"It was really junior varsity, to be quite honest with you," Tomlin said after the Steelers' 19-14 victory. "It was in all three phases. We couldn't run the ball effectively when we needed to. We dropped too many significant passes, very catchable, makeable passes. We didn't make significant plays in the special-teams game. Our kickoff coverage unit wasn't good enough. We turned the ball over. We gave up big plays in critical moments on defense. Can't have it."
Tomlin continued, excoriating his undefeated team.
"[The Ravens] converted a long run on a possession down before the half," he said. "Unacceptable. They had a 70-yard touchdown late in the game. Unacceptable. We're fortunate tonight. It's good to proceed with the victory. I acknowledge that. But not a lot happened tonight to be proud of or to be excited about other than that."
The Steelers (11-0) put together a sloppy and error-riddled effort in the close win against their short-handed AFC North rival. The offense had five dropped passes, matching the most in the past 15 seasons -- in 2019 against the Los Angeles Rams and 2007 versus the Cleveland Browns.
Pittsburgh quarterback Ben Roethlisberger, who had an interception in the end zone along with a touchdown, took the blame for the drops.
"I need to be more accurate with my passes," Roethlisberger said. "I need to give them better chances to make the plays. There weren't some plays made today when they needed to be."
The Steelers also were ineffective in the red zone, especially in the first half. Three of their drops came in the red zone in the first half -- the most of any team in an NFL game over the past three seasons.
They also failed to score a touchdown on their first three trips to the red zone, matching their most in a game this season. On the season, the Steelers entered the game scoring a touchdown on 69% of red zone drives, good for seventh in the NFL.
To explain his team's failures in the red zone and the receiver drops, Tomlin offered a clipped explanation: "Us sucking."
Tomlin refused to blame the poor performance on the roller-coaster week leading up to the game that saw three postponements and an unconventional 3:40 p.m.
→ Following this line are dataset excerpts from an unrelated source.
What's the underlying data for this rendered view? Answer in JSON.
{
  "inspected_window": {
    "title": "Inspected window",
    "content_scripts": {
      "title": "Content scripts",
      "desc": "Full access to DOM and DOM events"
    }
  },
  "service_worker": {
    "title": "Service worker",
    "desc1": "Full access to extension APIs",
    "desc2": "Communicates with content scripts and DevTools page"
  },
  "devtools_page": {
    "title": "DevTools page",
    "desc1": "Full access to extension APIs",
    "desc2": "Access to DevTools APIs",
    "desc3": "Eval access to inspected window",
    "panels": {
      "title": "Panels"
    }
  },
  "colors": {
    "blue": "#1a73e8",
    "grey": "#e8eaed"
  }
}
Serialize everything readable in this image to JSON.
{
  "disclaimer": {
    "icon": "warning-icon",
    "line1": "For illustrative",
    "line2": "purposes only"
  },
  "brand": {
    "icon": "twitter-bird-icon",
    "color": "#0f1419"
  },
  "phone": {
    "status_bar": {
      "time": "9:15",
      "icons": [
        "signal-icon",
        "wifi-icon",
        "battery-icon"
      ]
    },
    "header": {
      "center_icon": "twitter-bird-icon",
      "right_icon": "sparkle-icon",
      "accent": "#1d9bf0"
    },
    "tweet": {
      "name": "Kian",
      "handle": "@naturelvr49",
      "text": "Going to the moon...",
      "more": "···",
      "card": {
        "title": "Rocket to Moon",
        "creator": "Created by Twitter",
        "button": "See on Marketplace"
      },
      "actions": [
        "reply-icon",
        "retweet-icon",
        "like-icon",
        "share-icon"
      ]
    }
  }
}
ET kickoff on a Wednesday afternoon.
"We make no excuses," he said. "We seek no comfort. We didn't play well, coach well tonight."
Like his coach, wide receiver JuJu Smith-Schuster said his team played down to the Ravens (6-5), at a level the Steelers should've been above.
"We played like the JV," Smith-Schuster said. "You know, we played down to their level. They came out with a JV squad, and we were playing JV and we didn't come out and execute and play the way we wanted to play. And as you could see, it was a close game, which shouldn't have happened."
The Steelers play again in just five days, taking on the Washington Football Team at home on Monday evening in a game rescheduled to accommodate Wednesday's delayed contest. It's a short week, but Tomlin said he believes that despite his frustrations, his team can turn it around.
"We don't have to reinvent the wheel," he said. "It's not some transformational thing that needs to transpire. We got to coach better and play better when we get inside the bowl. I expect our group to do that Monday night, Monday evening, whenever it is that we play."
At the end of his raw news conference, Tomlin was asked if he has ever been more frustrated after a win. He stopped for a beat and pondered the question.
"I don't know," he said. "I know this one's pretty frustrating."